More potentially problematic for Democrats is that the Pew poll also shows that the discontent toward the federal government runs far stronger among Republicans and independents and appears to be directly correlated with voter intensity.

But Cilizza’s choice of the word “correlated” is important. We really don’t know, based on this tabulation, whether it’s distrust of the government that driving anticipated voting behavior or something else that is correlated with distrust—namely, dissatisfaction with the economy. The distinction is important. If the economy is the key, the Democrats may not have to fix the government to mitigate their losses in 2010, simply preside over an improving economy. To that end, I note some new Gallup data, which show increasing satisfaction with the direction of the country among both Democrats and independents. Levels of satisfaction are still low in absolute terms, but if these trends continue, the Democratic majorities might yet survive 2010.

{ 4 comments }

Scott McClurg April 19, 2010 at 5:41 pm

I’m willing to bet that the trend looks slightly different if you replace “incumbent loss” with “party switches” and separate the graphs by whether its an open seat or not. Open seats, of course, are always more liable to turnover over. But are they more likely to turn over when there is less trust? I’m not sure I’ve seen this published anywhere, but it might lead to the perception that trust matters for turnover if incumbents are responsive to such a trend and strategically retire and/or open seats turnover more.

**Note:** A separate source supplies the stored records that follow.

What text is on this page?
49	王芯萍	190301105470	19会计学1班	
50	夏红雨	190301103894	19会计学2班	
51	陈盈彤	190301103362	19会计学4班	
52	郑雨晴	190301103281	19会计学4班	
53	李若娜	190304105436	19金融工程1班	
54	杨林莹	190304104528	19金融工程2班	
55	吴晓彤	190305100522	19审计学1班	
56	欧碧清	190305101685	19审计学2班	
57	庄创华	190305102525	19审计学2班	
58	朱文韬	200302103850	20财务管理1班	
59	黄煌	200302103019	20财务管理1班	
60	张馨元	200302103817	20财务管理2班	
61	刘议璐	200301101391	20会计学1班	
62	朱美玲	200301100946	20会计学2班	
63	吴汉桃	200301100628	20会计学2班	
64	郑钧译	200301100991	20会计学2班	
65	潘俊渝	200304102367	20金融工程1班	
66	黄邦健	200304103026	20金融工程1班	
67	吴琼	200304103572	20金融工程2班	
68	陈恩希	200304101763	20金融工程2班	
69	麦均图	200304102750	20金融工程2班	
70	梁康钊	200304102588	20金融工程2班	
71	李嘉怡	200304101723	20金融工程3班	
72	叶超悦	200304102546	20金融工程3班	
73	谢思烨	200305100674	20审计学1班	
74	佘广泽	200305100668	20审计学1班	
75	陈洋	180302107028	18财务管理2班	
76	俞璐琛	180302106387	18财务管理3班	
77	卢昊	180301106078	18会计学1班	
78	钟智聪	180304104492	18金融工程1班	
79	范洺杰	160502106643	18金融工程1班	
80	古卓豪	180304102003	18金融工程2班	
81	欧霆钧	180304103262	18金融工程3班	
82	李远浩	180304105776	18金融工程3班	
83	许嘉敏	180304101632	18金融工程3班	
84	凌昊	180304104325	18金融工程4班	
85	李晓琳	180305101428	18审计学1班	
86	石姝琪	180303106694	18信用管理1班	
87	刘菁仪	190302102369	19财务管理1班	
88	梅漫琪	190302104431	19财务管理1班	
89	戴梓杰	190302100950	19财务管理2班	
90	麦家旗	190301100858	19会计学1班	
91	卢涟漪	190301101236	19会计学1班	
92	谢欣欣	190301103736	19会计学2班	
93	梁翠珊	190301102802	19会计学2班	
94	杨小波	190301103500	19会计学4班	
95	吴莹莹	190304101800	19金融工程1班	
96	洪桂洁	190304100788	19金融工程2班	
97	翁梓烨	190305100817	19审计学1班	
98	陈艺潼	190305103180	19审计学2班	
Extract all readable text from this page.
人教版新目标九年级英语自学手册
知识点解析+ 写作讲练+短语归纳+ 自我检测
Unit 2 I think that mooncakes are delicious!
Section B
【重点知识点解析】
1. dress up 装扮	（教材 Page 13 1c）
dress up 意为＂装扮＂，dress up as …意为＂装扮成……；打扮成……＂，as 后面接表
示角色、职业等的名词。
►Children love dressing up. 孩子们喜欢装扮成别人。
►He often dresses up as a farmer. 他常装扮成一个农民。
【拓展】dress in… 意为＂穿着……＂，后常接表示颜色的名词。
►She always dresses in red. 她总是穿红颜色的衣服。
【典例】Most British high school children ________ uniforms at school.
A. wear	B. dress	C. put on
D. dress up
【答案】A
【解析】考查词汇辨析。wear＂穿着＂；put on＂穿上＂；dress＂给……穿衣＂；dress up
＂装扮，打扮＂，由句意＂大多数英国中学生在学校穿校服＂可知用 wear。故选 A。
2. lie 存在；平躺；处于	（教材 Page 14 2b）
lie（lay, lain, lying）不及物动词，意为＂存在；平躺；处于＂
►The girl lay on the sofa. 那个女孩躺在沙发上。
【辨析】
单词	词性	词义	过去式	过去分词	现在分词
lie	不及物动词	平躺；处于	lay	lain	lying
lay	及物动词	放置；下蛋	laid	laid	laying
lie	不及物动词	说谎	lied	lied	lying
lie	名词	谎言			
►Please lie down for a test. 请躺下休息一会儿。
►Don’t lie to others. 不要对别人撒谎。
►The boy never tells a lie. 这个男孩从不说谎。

LD April 19, 2010 at 7:39 pm

Since 1970 it looks like the Pew hypothesis holds up pretty well. Might the 1960s be distinct, both in terms of trust and turnover? What is the correlation from 1970-present? That said, since trust is highly correlated with congressional approval across time I doubt a definitive statement can be made on the matter with the aggregate NES data.

Dan Drezner April 20, 2010 at 9:01 am

Eyeballing the scatter plot, I don’t see a null relationship, I see a parabolic one: incumbents get tossed out when trust in government is very low or very high.

Robert April 21, 2010 at 2:28 pm

I got a much more interesting relationship between presidential approval/disapproval and change in the composition of the house. You can see my graph here. It takes a bit of explaining: the x-axis is log(approval/disapproval) and the y-axis is the log-odds of the change in the President’s party in the house compared to the previous congress. Red indicates the President was a Republican, black indicates the President was a Democrat.

You can see that only in 1998 and 2002 did the President’s party pick up seats in the House. You can also see that 1974 was an anomaly since Nixon was still president six months before the mid-term but Ford was in office two months before the mid-term.

As a methodological note, I look at log odds for the change in House composition because the number of seats you lose (or win) should depend in part on how many you have to defend. That makes more sense to me than looking at the absolute number of seats won or lost, as you use for your y-axis.